2011 was mostly significant for the passing away of my sole remaining parent: Dad died on the 27th September. He was tired and worn out, and deserved to let go, at the age of 94.
My siblings and I have worked together to distribute amongst ourselves items of significance from our family life: I’ve been entrusted with the family collection of photographic slides and 8mm home movies. (And Dad’s collection of woodworking handtools. I’ll use them to build a small off the beach sailing boat later this year. Stay tuned for that story!)
The slides and movies go back to the time before I was born, in 1959, and go up to the last few years. They are a significant slice of social history. My job is to scan the slides to be put up on my Flickr page so that my siblings and I – and eventually the world blogosphere – can also enjoy looking at this snapshot of Australian social history. And the 8mm movies….wow! Of course, they’re silent, but they’re filmed in rich Kodak colour, which is for those of you who know pretty wonderful. I’ll be scanning those movies to digital files and posting them on my Vimeo page with the same intent as the slides.
Which brings me to one of my favourite topics – home movies, and ‘slide nights’.
Home movies, were for my family, pretty much our only source of in-house entertainment when I was growing up.
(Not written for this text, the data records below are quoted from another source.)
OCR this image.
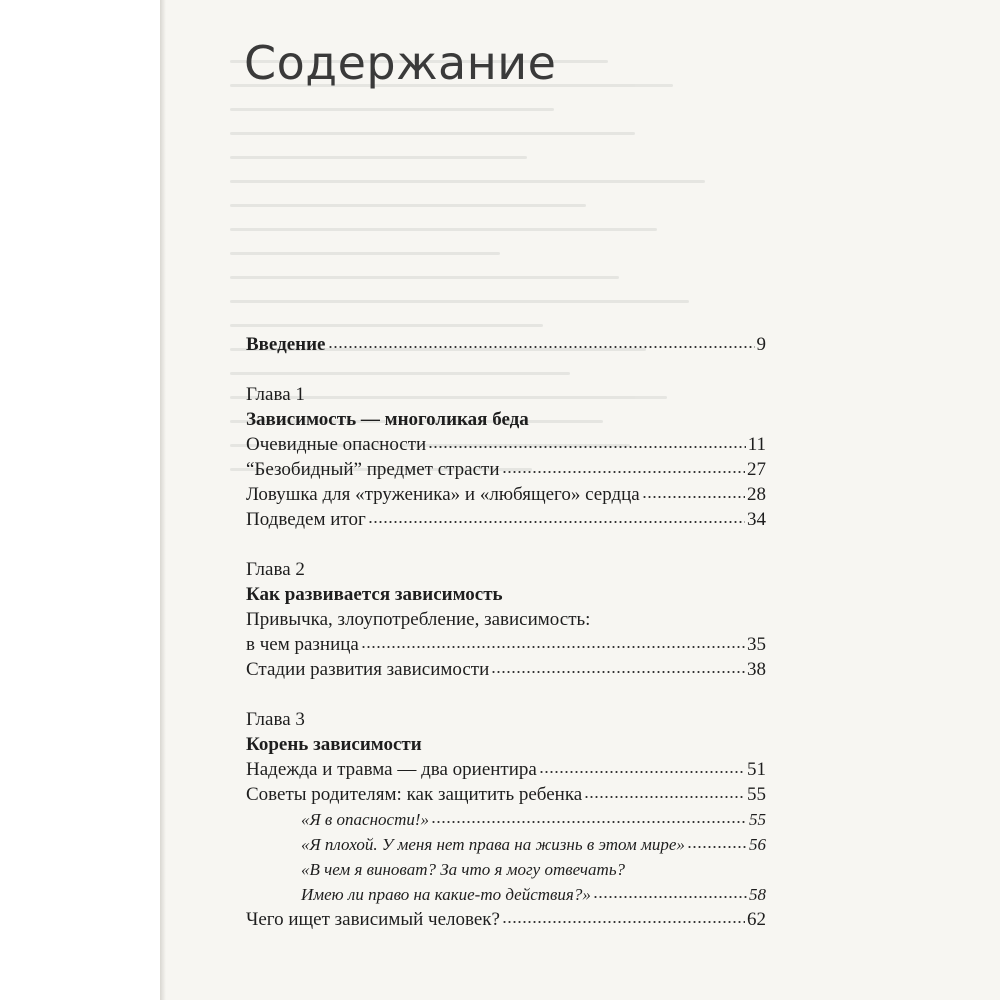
Содержание
Введение	9
Глава 1
Зависимость — многоликая беда
Очевидные опасности	11
“Безобидный” предмет страсти	27
Ловушка для «труженика» и «любящего» сердца	28
Подведем итог	34
Глава 2
Как развивается зависимость
Привычка, злоупотребление, зависимость:
в чем разница	35
Стадии развития зависимости	38
Глава 3
Корень зависимости
Надежда и травма — два ориентира	51
Советы родителям: как защитить ребенка	55
«Я в опасности!»	55
«Я плохой. У меня нет права на жизнь в этом мире»	56
«В чем я виноват? За что я могу отвечать?
Имею ли право на какие-то действия?»	58
Чего ищет зависимый человек?	62
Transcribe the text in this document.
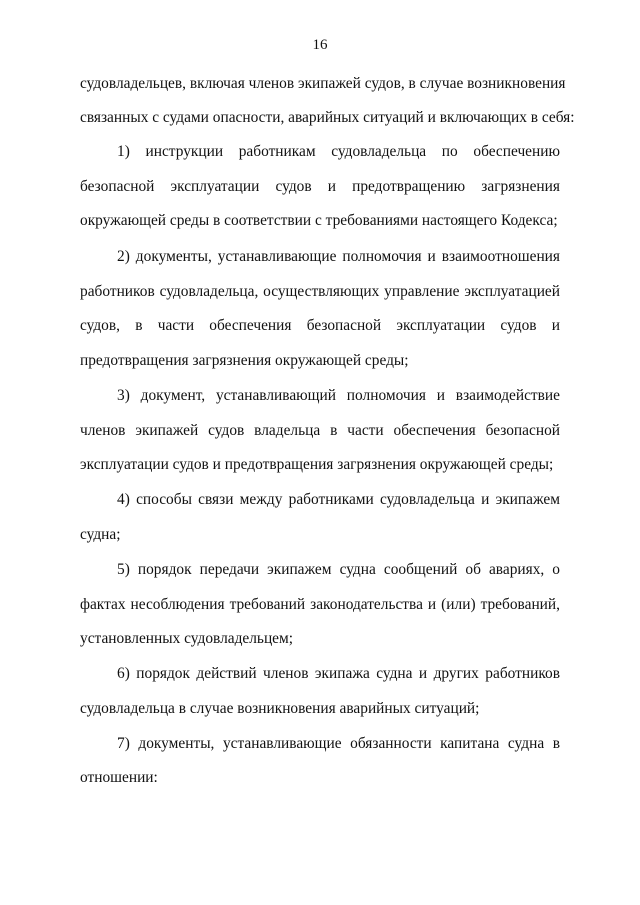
16
судовладельцев, включая членов экипажей судов, в случае возникновения
связанных с судами опасности, аварийных ситуаций и включающих в себя:
1) инструкции работникам судовладельца по обеспечению
безопасной эксплуатации судов и предотвращению загрязнения
окружающей среды в соответствии с требованиями настоящего Кодекса;
2) документы, устанавливающие полномочия и взаимоотношения
работников судовладельца, осуществляющих управление эксплуатацией
судов, в части обеспечения безопасной эксплуатации судов и
предотвращения загрязнения окружающей среды;
3) документ, устанавливающий полномочия и взаимодействие
членов экипажей судов владельца в части обеспечения безопасной
эксплуатации судов и предотвращения загрязнения окружающей среды;
4) способы связи между работниками судовладельца и экипажем
судна;
5) порядок передачи экипажем судна сообщений об авариях, о
фактах несоблюдения требований законодательства и (или) требований,
установленных судовладельцем;
6) порядок действий членов экипажа судна и других работников
судовладельца в случае возникновения аварийных ситуаций;
7) документы, устанавливающие обязанности капитана судна в
отношении:
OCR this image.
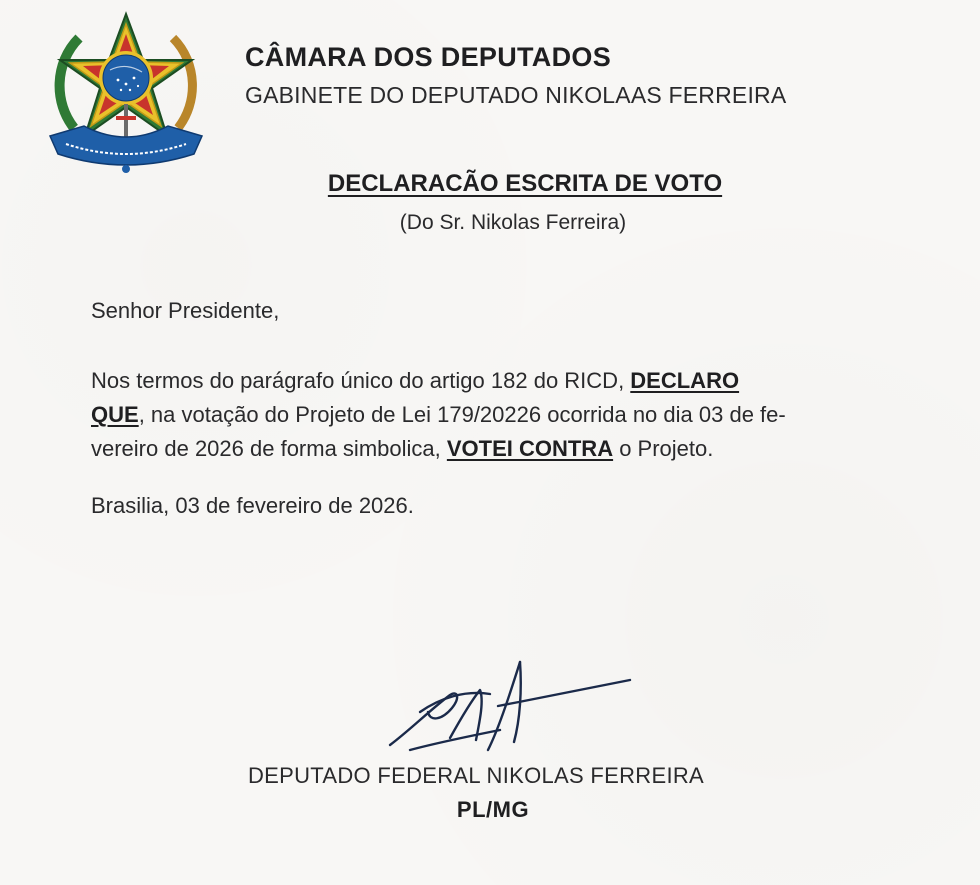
CÂMARA DOS DEPUTADOS
GABINETE DO DEPUTADO NIKOLAAS FERREIRA
DECLARACÃO ESCRITA DE VOTO
(Do Sr. Nikolas Ferreira)
Senhor Presidente,
Nos termos do parágrafo único do artigo 182 do RICD, DECLARO
QUE, na votação do Projeto de Lei 179/20226 ocorrida no dia 03 de fe-
vereiro de 2026 de forma simbolica, VOTEI CONTRA o Projeto.
Brasilia, 03 de fevereiro de 2026.
DEPUTADO FEDERAL NIKOLAS FERREIRA
PL/MG
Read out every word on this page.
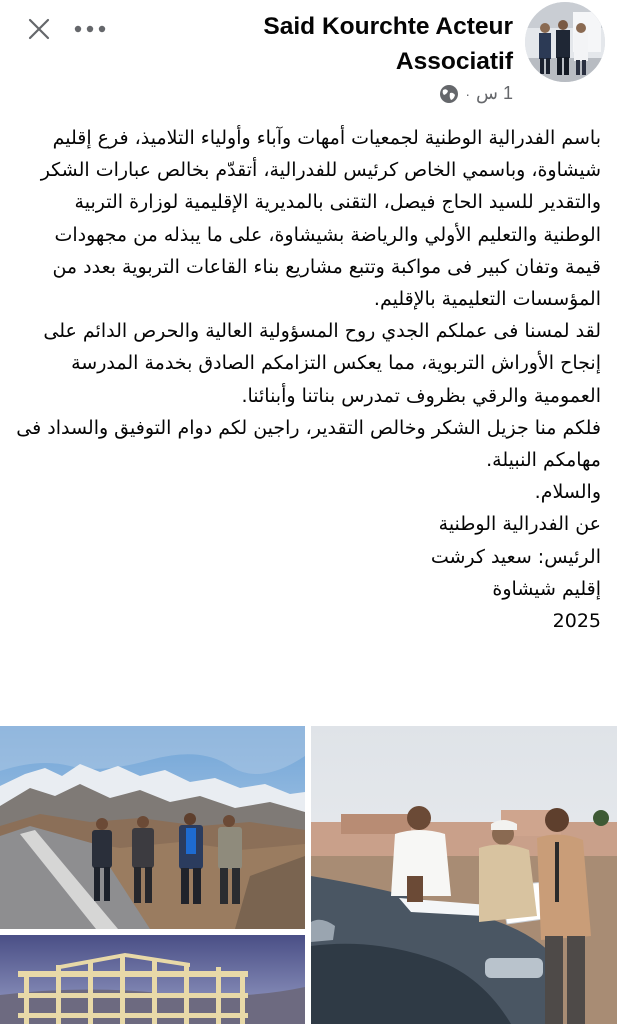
Said Kourchte Acteur Associatif
· 1 س
باسم الفدرالية الوطنية لجمعيات أمهات وآباء وأولياء التلاميذ، فرع إقليم شيشاوة، وباسمي الخاص كرئيس للفدرالية، أتقدّم بخالص عبارات الشكر والتقدير للسيد الحاج فيصل، التقنى بالمديرية الإقليمية لوزارة التربية الوطنية والتعليم الأولي والرياضة بشيشاوة، على ما يبذله من مجهودات قيمة وتفان كبير فى مواكبة وتتبع مشاريع بناء القاعات التربوية بعدد من المؤسسات التعليمية بالإقليم.
لقد لمسنا فى عملكم الجدي روح المسؤولية العالية والحرص الدائم على إنجاح الأوراش التربوية، مما يعكس التزامكم الصادق بخدمة المدرسة العمومية والرقي بظروف تمدرس بناتنا وأبنائنا.
فلكم منا جزيل الشكر وخالص التقدير، راجين لكم دوام التوفيق والسداد فى مهامكم النبيلة.
والسلام.
عن الفدرالية الوطنية
الرئيس: سعيد كرشت
إقليم شيشاوة
2025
Some evenings, after dinner was finished, Dad would pull out the Bell and Howell movie projector, and we’d watch again and again home movies of family holidays, and get togethers with cousins, aunties, uncles, grandparents. The projector would sometimes just be set up on the kitchen table, to screen on the door of the fridge. The same with slides. In the darkened kitchen, with the musty smell of the movie or slide projector getting hot, we’d be transported to other times. We talked, we laughed, and we were satisfied in a way that good screen-based entertainment can be satisfying, and well, nurturing. They were times when we became briefly close and connected as a family, instead of the semi-connected individuals that I recall we were for most of childhood and adolescence.
In recent months I re-named my Vimeo page ‘Richard’s Home Movies’. A bit twee, but that’s what they are. Sure they’re out there in the world wide web for anyone to see, but they are an intimate portrait of my family life with my children and partner. These videos are comforting. And they are a record of our family life that our kids love watching. Max has even started make his own movies: “doct-u-mentaries”, he calls them.
And here is the most recent. Just a compilation of a few days in our life, that started with Chinese New Year celebrations in the city, and a day out when the kids and I went to the Melbourne Aquarium.
So this year will be the sort of fresh start that means day to day life is only about my family – my partner and the kids – and nothing else. I’m resolved to bring from my upbringing only the best parts of my childhood – as few and far between as those ‘best parts’ were – and use that as a basis to nurture the development of my family towards an entity that is not only connected in some uniquely identifiable way, but where we will be meaningfully dependent on each other in such a way that we grow together, all of us, no matter what highs and lows come our way.
And this year’s new journey began with Maxie’s first day at school yesterday. It seems like only the other day that he started kinder.







Howdy, liked the video and the photo, look forward to the next update, see ya. Say hi to D.